Code4Ro has already created multiple platforms and apps to assist Romanian residents. Among them, the Monitorizare Vot is the first app of its kind in Romania used to monitor elections. Commissioned observers and regular citizens can also use the app to report real-time voting information and voting irregularities in rural communities. Another app called Incognito provides email anonymity to everyone who wants to send sensitive information to the media. Such whistleblowing activity has long been discouraged in Romania, making people reluctant to report on crimes and corruption they witness. Yet another, the International Network on Legal Assistance to Refugees (INLAR) web app, maps NGOs offering legal support for refugees, facilitating knowledge exchange between these entities as well as access to their services and to relevant information for refugees and asylum seekers.
“Apps like this hold the government accountable and help create transparency,” Tyner said.
A Meaningful Launch Date
Throughout his 10 months in Romania, Tyner was struck by how much civic technology plays an integral role in redefining the lives of Romanians and how they are perceived by the rest of Western Europe. While he initially set out to learn about the extent of the Romanian diaspora and communism’s negative impact on Romanian society, he found surprising parallels to his own experience.
“When people think of Romania, they think of Dracula, poverty, or weak infrastructure,” Tyner says. “There aren’t a lot of cities, and compared to other countries in Western Europe—the Netherlands, the UK—it is often perceived as a developing country. In the same way, black people in the United States are not thought of as technologically advanced or sophisticated, Romanians are often talked about in the same way by other countries.”
From his Fulbright–Nat Geo experience, Tyner crafted a 15-minute documentary, which debuts in December 2019 on National Geographic’s website. The launch date was crucial to meet: December not only marks the 30th anniversary of the end of the Romanian Revolution in 1989 and communism in the country, it also coincides with a multi-year civic uprising against the country’s corrupt Social Democratic Party.
Tyner, who now works full-time as a researcher for Google in San Francisco, returned from Romania in July. Since then, he’s spent the majority of his free time immersed in the onerous task of post-production for his forthcoming film. For hours each day, Tyner has muddled through more than 60 terabytes of footage, including interviews and B-roll.
“Film editing is like writing a book,” he says. “You start with a storyboard, but then it takes structure and narration to really tell a story.”
The documentary explores how technology functions as a tool for political and personal liberation in Romania—how it helps communities cast into a diaspora negotiate displacement, transcend material conditions, and ultimately construct new identities.
“My ultimate goal is to tell a story about the power of technology from the point of view of people and communities that are not historically associated with modernity and technological advancement,” Tyner explains. “At this time when our societal relationships to technology grow more complicated, the film aims to remind us that technology does have the potential to be a tool for liberation.

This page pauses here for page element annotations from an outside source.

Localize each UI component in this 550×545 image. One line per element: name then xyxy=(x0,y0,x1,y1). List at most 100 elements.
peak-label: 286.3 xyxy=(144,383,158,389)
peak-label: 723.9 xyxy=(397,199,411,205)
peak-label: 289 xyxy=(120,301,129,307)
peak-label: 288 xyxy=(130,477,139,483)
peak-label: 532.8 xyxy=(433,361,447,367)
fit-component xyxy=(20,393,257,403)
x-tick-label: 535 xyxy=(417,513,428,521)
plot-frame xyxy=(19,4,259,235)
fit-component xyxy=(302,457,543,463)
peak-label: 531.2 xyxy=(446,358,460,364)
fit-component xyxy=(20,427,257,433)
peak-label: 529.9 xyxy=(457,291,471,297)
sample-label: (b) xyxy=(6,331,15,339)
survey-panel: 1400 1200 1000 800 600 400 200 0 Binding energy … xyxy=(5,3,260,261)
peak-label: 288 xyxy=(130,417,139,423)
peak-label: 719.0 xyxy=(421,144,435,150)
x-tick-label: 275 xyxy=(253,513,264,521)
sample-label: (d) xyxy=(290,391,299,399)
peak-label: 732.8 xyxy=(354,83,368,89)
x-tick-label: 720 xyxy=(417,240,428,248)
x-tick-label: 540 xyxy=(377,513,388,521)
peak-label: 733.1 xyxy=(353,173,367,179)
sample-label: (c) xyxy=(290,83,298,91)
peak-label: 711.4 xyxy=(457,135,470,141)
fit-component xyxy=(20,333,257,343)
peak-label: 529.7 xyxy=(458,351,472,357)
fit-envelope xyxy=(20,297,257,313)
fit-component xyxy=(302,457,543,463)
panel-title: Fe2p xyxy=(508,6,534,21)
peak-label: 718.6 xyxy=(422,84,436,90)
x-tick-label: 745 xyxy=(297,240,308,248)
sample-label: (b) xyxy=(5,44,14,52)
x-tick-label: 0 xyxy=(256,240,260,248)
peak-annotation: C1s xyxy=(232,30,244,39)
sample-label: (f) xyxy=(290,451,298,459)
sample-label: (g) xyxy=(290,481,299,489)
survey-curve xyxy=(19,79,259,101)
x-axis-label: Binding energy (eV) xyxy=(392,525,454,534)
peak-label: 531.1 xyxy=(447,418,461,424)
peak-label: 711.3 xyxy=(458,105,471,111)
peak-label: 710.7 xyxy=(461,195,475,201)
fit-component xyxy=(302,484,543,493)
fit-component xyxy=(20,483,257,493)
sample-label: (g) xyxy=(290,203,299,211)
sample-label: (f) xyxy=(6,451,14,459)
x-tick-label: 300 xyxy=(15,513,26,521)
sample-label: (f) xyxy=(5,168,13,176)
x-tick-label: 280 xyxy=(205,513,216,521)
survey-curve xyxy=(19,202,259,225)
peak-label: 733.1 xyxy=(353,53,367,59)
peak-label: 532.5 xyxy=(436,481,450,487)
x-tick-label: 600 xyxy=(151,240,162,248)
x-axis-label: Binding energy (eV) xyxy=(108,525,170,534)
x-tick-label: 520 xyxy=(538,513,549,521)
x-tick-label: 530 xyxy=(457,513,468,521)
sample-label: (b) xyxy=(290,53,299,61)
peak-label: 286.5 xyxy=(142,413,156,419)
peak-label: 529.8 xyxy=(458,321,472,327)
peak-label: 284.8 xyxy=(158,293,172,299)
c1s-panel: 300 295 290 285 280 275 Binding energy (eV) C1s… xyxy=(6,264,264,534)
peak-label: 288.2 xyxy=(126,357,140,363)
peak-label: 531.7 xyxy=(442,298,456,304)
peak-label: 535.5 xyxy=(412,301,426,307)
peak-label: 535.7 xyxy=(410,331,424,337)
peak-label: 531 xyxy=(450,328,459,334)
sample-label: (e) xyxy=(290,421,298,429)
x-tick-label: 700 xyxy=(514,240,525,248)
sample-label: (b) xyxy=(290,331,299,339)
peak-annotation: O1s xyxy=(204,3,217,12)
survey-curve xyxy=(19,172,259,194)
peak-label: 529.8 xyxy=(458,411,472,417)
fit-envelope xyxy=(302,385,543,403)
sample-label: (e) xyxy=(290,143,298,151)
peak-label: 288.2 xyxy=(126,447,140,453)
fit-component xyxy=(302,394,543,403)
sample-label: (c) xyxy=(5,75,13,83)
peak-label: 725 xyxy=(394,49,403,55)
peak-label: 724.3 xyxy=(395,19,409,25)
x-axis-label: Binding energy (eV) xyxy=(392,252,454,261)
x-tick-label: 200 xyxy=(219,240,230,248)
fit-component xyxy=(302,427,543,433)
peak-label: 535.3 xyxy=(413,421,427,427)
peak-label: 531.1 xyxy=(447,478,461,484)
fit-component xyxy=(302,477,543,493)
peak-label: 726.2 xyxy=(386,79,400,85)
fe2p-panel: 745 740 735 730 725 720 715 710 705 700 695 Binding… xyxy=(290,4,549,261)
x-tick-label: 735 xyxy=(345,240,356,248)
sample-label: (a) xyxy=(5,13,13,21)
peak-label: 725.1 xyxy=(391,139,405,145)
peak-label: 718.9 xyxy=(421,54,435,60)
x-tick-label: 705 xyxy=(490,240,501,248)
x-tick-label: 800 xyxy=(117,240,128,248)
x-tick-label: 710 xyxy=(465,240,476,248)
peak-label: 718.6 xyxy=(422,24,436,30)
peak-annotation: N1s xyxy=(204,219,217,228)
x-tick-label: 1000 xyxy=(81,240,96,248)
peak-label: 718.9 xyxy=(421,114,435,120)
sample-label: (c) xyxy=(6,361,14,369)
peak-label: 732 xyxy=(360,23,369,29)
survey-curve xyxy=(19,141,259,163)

But it depends on the eyes through which you see it.”
Once his documentary is released, he plans to incorporate more content and animations and ultimately submit a longer version of the film to a variety of film festivals. He also added that the project, Fulbright and all, wouldn’t have been possible without his Wesleyan education.
“Without eye-opening classes in anthropology and sociology, I wouldn’t have the language to talk or even think about a project like this,” he says. “I’m privileged to have gone to Wesleyan, and so grateful to Wesleyan for equipping me with tools to view myself and the world.”